In a discussion on this sensitive and highly scrutinized subject, several panelists agreed that compensation should be closely and overtly tied to performance. To that end, Myron Sheinfeld, a director at Nabors Industries, argued that compensation committees should seek outside expertise. If a board is independent of the investors and managers making the buck, he said, it will be more likely to offer long-term incentives linked to performance than short-term payoffs.

Short-term payoffs can also be performance-based as well, added Laura Kilcrease, managing director at Triton Ventures. “Cash compensation should vary based on financial performance, as well as non-financial performance, such as bringing a product to the customer and hiring,” she said.

One way to explicitly link performance to compensation is through tally sheets. Compensation consultant Steven Hall, a partner at Pearl Meyer & Partners suggested that directors enforce tally sheets, which add up everything that is paid to executives, from minor perks to salaries. Bernard Black, a professor at UT Austin’s School of Law, added that these tally sheets need to be fully and simply disclosed to the public to keep board members accountable.

“At the corporate level, executive compensation is in crisis,” Black said. “If boards don’t know how to say, ‘no’ and ‘enough,’ the government will have to step in, and in some cases it already has.”

Because the board is ultimately responsible for executive compensation, Sheinfeld added, it’s essential to be well-informed. “Don’t rubber stamp something if you’ve got questions,” he said. “For heaven’s sake, inquire.”

Future Challenges

Directorships are sometimes thought of as high-profile, low-pressure sinecures. In his keynote address, Edward S. Knight, the executive vice president of and general counsel for NASDAQ, disagreed with this assessment, saying that the Sarbanes-Oxley legislation has added new challenges to the role.

“Public officials are emerging from the shadows of Enron to create a new environment for the corporate world,” Knight said. “They’re mandating more disclosure.”

For an early-stage company, Knight continued, compliance can be difficult to manage. Even if the books are not to be cooked, the complex documentation that precedes disclosure as described in Section 404 of Sarbanes-Oxley can be expensive.

Such costs are marginal relative to the operating budget of a large company, but for a cash-poor early-stage company, they can be crippling.

Companies with more than a billion dollars in annual revenue, who represent 95 percent of this country’s total market capital, can easily absorb the costs of compliance, said Alex Davern, a partner at KMG. But below that revenue level, the impact is enough to be “strategic.”

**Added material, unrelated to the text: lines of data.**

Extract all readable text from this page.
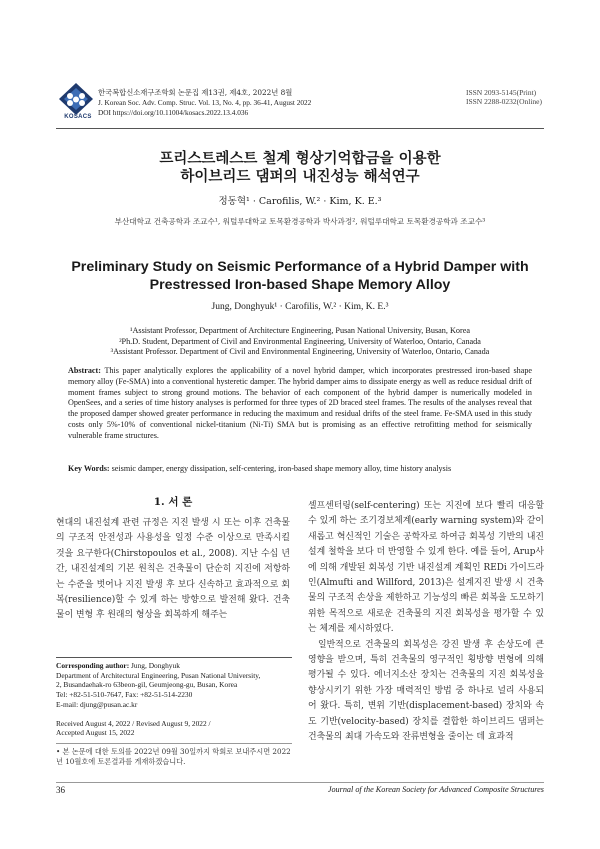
KOSACS
한국복합신소재구조학회 논문집 제13권, 제4호, 2022년 8월
J. Korean Soc. Adv. Comp. Struc. Vol. 13, No. 4, pp. 36-41, August 2022
DOI https://doi.org/10.11004/kosacs.2022.13.4.036
ISSN 2093-5145(Print)
ISSN 2288-0232(Online)
프리스트레스트 철계 형상기억합금을 이용한
하이브리드 댐퍼의 내진성능 해석연구
정동혁¹ · Carofilis, W.² · Kim, K. E.³
부산대학교 건축공학과 조교수¹, 워털루대학교 토목환경공학과 박사과정², 워털루대학교 토목환경공학과 조교수³
Preliminary Study on Seismic Performance of a Hybrid Damper with
Prestressed Iron-based Shape Memory Alloy
Jung, Donghyuk¹ · Carofilis, W.² · Kim, K. E.³
¹Assistant Professor, Department of Architecture Engineering, Pusan National University, Busan, Korea
²Ph.D. Student, Department of Civil and Environmental Engineering, University of Waterloo, Ontario, Canada
³Assistant Professor. Department of Civil and Environmental Engineering, University of Waterloo, Ontario, Canada
Abstract: This paper analytically explores the applicability of a novel hybrid damper, which incorporates prestressed iron-based shape memory alloy (Fe-SMA) into a conventional hysteretic damper. The hybrid damper aims to dissipate energy as well as reduce residual drift of moment frames subject to strong ground motions. The behavior of each component of the hybrid damper is numerically modeled in OpenSees, and a series of time history analyses is performed for three types of 2D braced steel frames. The results of the analyses reveal that the proposed damper showed greater performance in reducing the maximum and residual drifts of the steel frame. Fe-SMA used in this study costs only 5%-10% of conventional nickel-titanium (Ni-Ti) SMA but is promising as an effective retrofitting method for seismically vulnerable frame structures.
Key Words: seismic damper, energy dissipation, self-centering, iron-based shape memory alloy, time history analysis
1. 서 론

현대의 내진설계 관련 규정은 지진 발생 시 또는 이후 건축물의 구조적 안전성과 사용성을 일정 수준 이상으로 만족시킬 것을 요구한다(Chirstopoulos et al., 2008). 지난 수십 년간, 내진설계의 기본 원칙은 건축물이 단순히 지진에 저항하는 수준을 벗어나 지진 발생 후 보다 신속하고 효과적으로 회복(resilience)할 수 있게 하는 방향으로 발전해 왔다. 건축물이 변형 후 원래의 형상을 회복하게 해주는

셀프센터링(self-centering) 또는 지진에 보다 빨리 대응할 수 있게 하는 조기경보체계(early warning system)와 같이 새롭고 혁신적인 기술은 공학자로 하여금 회복성 기반의 내진설계 철학을 보다 더 반영할 수 있게 한다. 예를 들어, Arup사에 의해 개발된 회복성 기반 내진설계 계획인 REDi 가이드라인(Almufti and Willford, 2013)은 설계지진 발생 시 건축물의 구조적 손상을 제한하고 기능성의 빠른 회복을 도모하기 위한 목적으로 새로운 건축물의 지진 회복성을 평가할 수 있는 체계를 제시하였다.

일반적으로 건축물의 회복성은 강진 발생 후 손상도에 큰 영향을 받으며, 특히 건축물의 영구적인 횡방향 변형에 의해 평가될 수 있다. 에너지소산 장치는 건축물의 지진 회복성을 향상시키기 위한 가장 매력적인 방법 중 하나로 널리 사용되어 왔다. 특히, 변위 기반(displacement-based) 장치와 속도 기반(velocity-based) 장치를 결합한 하이브리드 댐퍼는 건축물의 최대 가속도와 잔류변형을 줄이는 데 효과적

Corresponding author: Jung, Donghyuk
Department of Architectural Engineering, Pusan National University,
2, Busandaehak-ro 63beon-gil, Geumjeong-gu, Busan, Korea
Tel: +82-51-510-7647, Fax: +82-51-514-2230
E-mail: djung@pusan.ac.kr
Received August 4, 2022 / Revised August 9, 2022 /
Accepted August 15, 2022
• 본 논문에 대한 토의를 2022년 09월 30일까지 학회로 보내주시면 2022년 10월호에 토론결과를 게재하겠습니다.
36	Journal of the Korean Society for Advanced Composite Structures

As a result, Davern said, Section 404 amounts to a “disproportionate tax” on small businesses, which drive job growth in the United States. And because the Sarbanes-Oxley legislation was drafted primarily with the exigencies of big business in mind, Davern added, small businesses are suffering for no particularly good reason.

“Smaller companies are significantly lower-risk to the capital markets [than billion-dollar companies], but their cost burden is significantly higher,” said Davern. “We need to recognize reality, and scale the regulations accordingly.”

“I think with a change in leadership in the Securities and Exchange Commission,” he added, “there is some hope that we may see some common sense in DC.”